I find my program gets slower and slower when the data grows. The program is a web page crawler, when it downloaded a page and save it to MySQL database, it saved the url of the page at the same time.

When the crawler visit the target site again, it may catches the already grabbed url. The program has to search in the database to determine whether the url is already existed. A simple SQL query can do the trick.

 
    public boolean IsExistDb(String table,String col,String val,Connection con){
        try {
 
            Statement stmt = con.createStatement();
 
            String query = "select count(*) as Count from " +table+ " where " +col+ " = '"+val+"'";
            ResultSet rs = stmt.executeQuery(query);        
 
            if(rs.next()) {            
                int Count = rs.getInt(1);
 
                return Count == 0 ? false : true;
            }
            } catch (Exception e) {
                e.printStackTrace();
                return false;
            }
 
            return true;
    }
 

When the data grows to 20 thousands records, the program slow down and runs like in a slow motion mode.

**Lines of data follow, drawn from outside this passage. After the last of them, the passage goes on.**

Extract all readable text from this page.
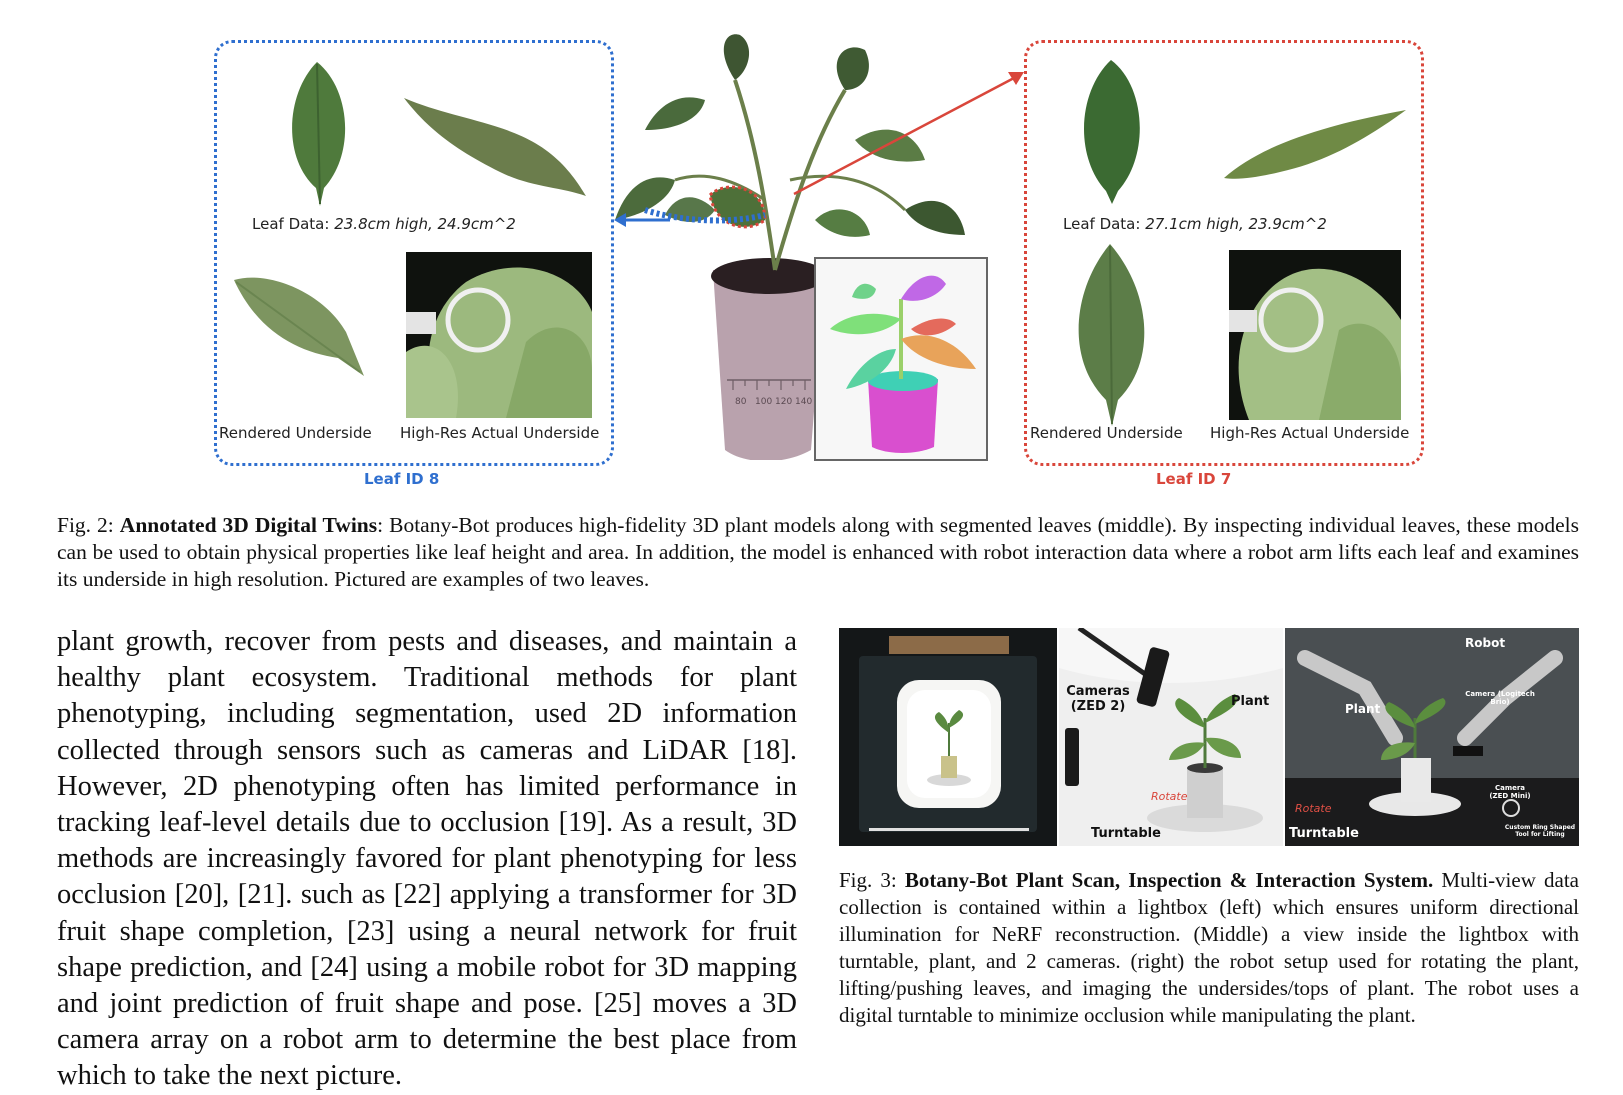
Leaf Data: 23.8cm high, 24.9cm^2
Rendered Underside High-Res Actual Underside
Leaf ID 8
80 100 120 140
Leaf Data: 27.1cm high, 23.9cm^2
Rendered Underside High-Res Actual Underside
Leaf ID 7
Fig. 2: Annotated 3D Digital Twins: Botany-Bot produces high-fidelity 3D plant models along with segmented leaves (middle). By inspecting individual leaves, these models can be used to obtain physical properties like leaf height and area. In addition, the model is enhanced with robot interaction data where a robot arm lifts each leaf and examines its underside in high resolution. Pictured are examples of two leaves.
plant growth, recover from pests and diseases, and maintain a healthy plant ecosystem. Traditional methods for plant phenotyping, including segmentation, used 2D information collected through sensors such as cameras and LiDAR [18]. However, 2D phenotyping often has limited performance in tracking leaf-level details due to occlusion [19]. As a result, 3D methods are increasingly favored for plant phenotyping for less occlusion [20], [21]. such as [22] applying a transformer for 3D fruit shape completion, [23] using a neural network for fruit shape prediction, and [24] using a mobile robot for 3D mapping and joint prediction of fruit shape and pose. [25] moves a 3D camera array on a robot arm to determine the best place from which to take the next picture.
Cameras (ZED 2)	Plant
Rotate
Turntable
Robot
Plant
Camera (Logitech Brio)
Camera (ZED Mini)
Rotate
Turntable	Custom Ring Shaped Tool for Lifting
Fig. 3: Botany-Bot Plant Scan, Inspection & Interaction System. Multi-view data collection is contained within a lightbox (left) which ensures uniform directional illumination for NeRF reconstruction. (Middle) a view inside the lightbox with turntable, plant, and 2 cameras. (right) the robot setup used for rotating the plant, lifting/pushing leaves, and imaging the undersides/tops of plant. The robot uses a digital turntable to minimize occlusion while manipulating the plant.
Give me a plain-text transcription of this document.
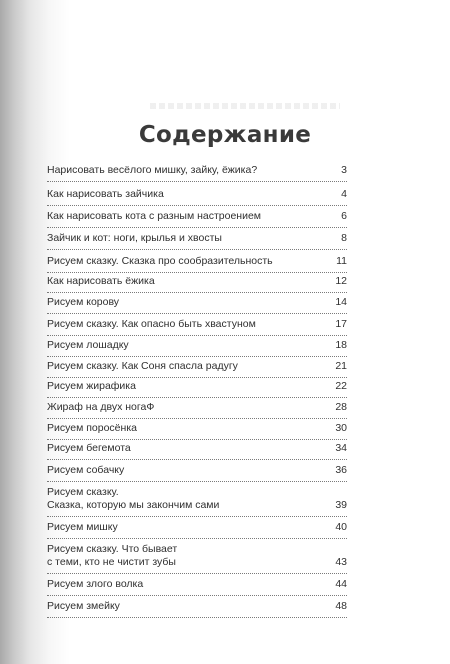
Содержание
Нарисовать весёлого мишку, зайку, ёжика?	3
Как нарисовать зайчика	4
Как нарисовать кота с разным настроением	6
Зайчик и кот: ноги, крылья и хвосты	8
Рисуем сказку. Сказка про сообразительность	11
Как нарисовать ёжика	12
Рисуем корову	14
Рисуем сказку. Как опасно быть хвастуном	17
Рисуем лошадку	18
Рисуем сказку. Как Соня спасла радугу	21
Рисуем жирафика	22
Жираф на двух ногаФ	28
Рисуем поросёнка	30
Рисуем бегемота	34
Рисуем собачку	36
Рисуем сказку.
Сказка, которую мы закончим сами	39
Рисуем мишку	40
Рисуем сказку. Что бывает
с теми, кто не чистит зубы	43
Рисуем злого волка	44
Рисуем змейку	48
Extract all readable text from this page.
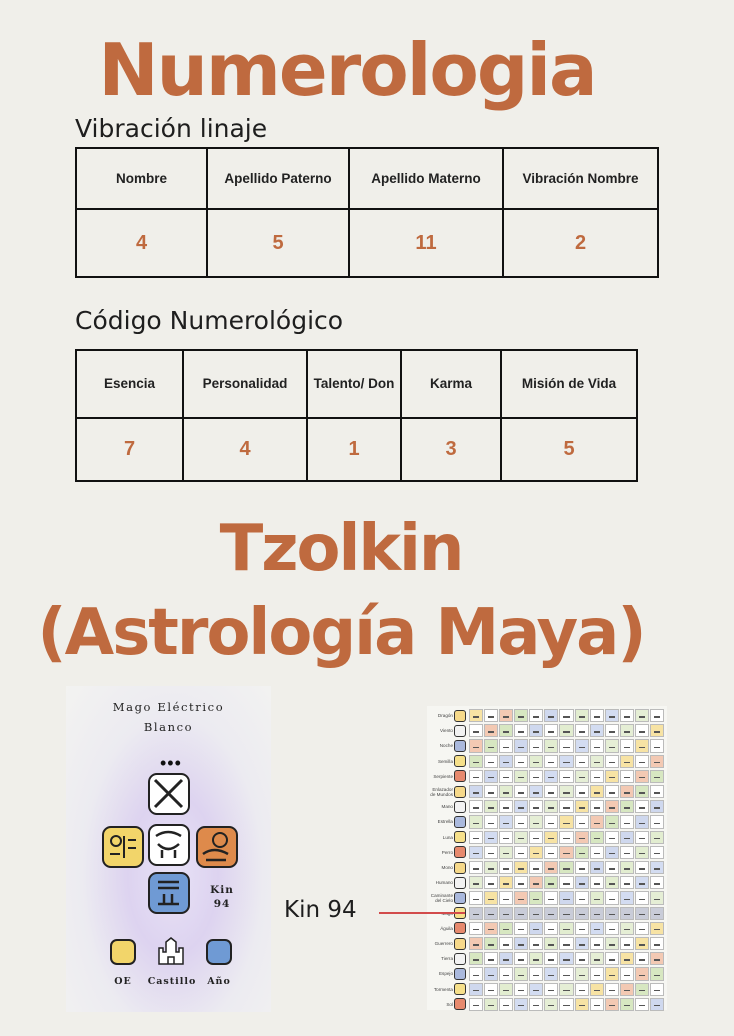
Numerologia
Vibración linaje
Nombre	Apellido Paterno	Apellido Materno	Vibración Nombre
4	5	11	2
Código Numerológico
Esencia	Personalidad	Talento/ Don	Karma	Misión de Vida
7	4	1	3	5
Tzolkin
(Astrología Maya)
Mago Eléctrico
Blanco
•••
Kin
94
OE	Castillo	Año
Dragón
Viento
Noche
Semilla
Serpiente
Enlazador de Mundos
Mano
Estrella
Luna
Perro
Mono
Humano
Caminante del Cielo
Águila
Guerrero
Tierra
Espejo
Tormenta
Sol
Kin 94
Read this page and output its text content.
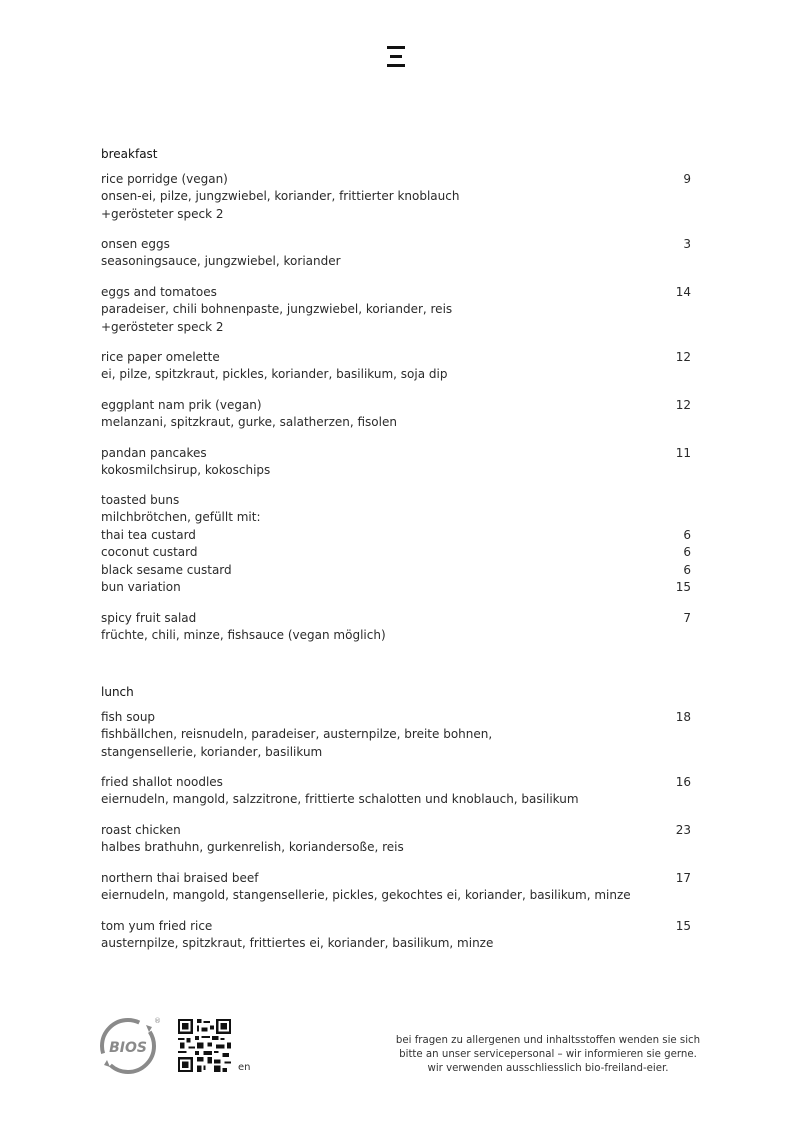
breakfast
rice porridge (vegan)	9
onsen-ei, pilze, jungzwiebel, koriander, frittierter knoblauch
+gerösteter speck 2
onsen eggs	3
seasoningsauce, jungzwiebel, koriander
eggs and tomatoes	14
paradeiser, chili bohnenpaste, jungzwiebel, koriander, reis
+gerösteter speck 2
rice paper omelette	12
ei, pilze, spitzkraut, pickles, koriander, basilikum, soja dip
eggplant nam prik (vegan)	12
melanzani, spitzkraut, gurke, salatherzen, fisolen
pandan pancakes	11
kokosmilchsirup, kokoschips
toasted buns
milchbrötchen, gefüllt mit:
thai tea custard	6
coconut custard	6
black sesame custard	6
bun variation	15
spicy fruit salad	7
früchte, chili, minze, fishsauce (vegan möglich)
lunch
fish soup	18
fishbällchen, reisnudeln, paradeiser, austernpilze, breite bohnen,
stangensellerie, koriander, basilikum
fried shallot noodles	16
eiernudeln, mangold, salzzitrone, frittierte schalotten und knoblauch, basilikum
roast chicken	23
halbes brathuhn, gurkenrelish, koriandersoße, reis
northern thai braised beef	17
eiernudeln, mangold, stangensellerie, pickles, gekochtes ei, koriander, basilikum, minze
tom yum fried rice	15
austernpilze, spitzkraut, frittiertes ei, koriander, basilikum, minze
BIOS
®
en
bei fragen zu allergenen und inhaltsstoffen wenden sie sich
bitte an unser servicepersonal – wir informieren sie gerne.
wir verwenden ausschliesslich bio-freiland-eier.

Its obvious that the reason is there is no index on the url column. The "show index from table" shows all indexes on a table.

 
+-------+------------+-------------+--------------+-------------+-----------+-------------+----------+--------+------+------------+---------+
| Table | Non_unique | Key_name    | Seq_in_index | Column_name | Collation | Cardinality | Sub_part | Packed | Null | Index_type | Comment |
+-------+------------+-------------+--------------+-------------+-----------+-------------+----------+--------+------+------------+---------+
| post  |          0 | PRIMARY     |            1 | postid      | A         |       21045 |     NULL | NULL   |      | BTREE      |         |
+-------+------------+-------------+--------------+-------------+-----------+-------------+----------+--------+------+------------+---------+
 

Lets add an index to the url column

 
CREATE INDEX urlindex ON post ( url(300) ) ; 
 

The command create an index with name "urlindex" on the 'url' column of post table. My 'url' column has the text type, so the length is a must.

The length means use the string from start to 300th character as indexing key. If you don't know how to set it , run this command

 
SELECT LENGTH(url) AS LENGTH FROM post ORDER BY LENGTH DESC LIMIT 1;
 

It shows the length of the longest url in the table, choose a value slightly bigger than this value.

The index is very effective, now the program runs like a lighting.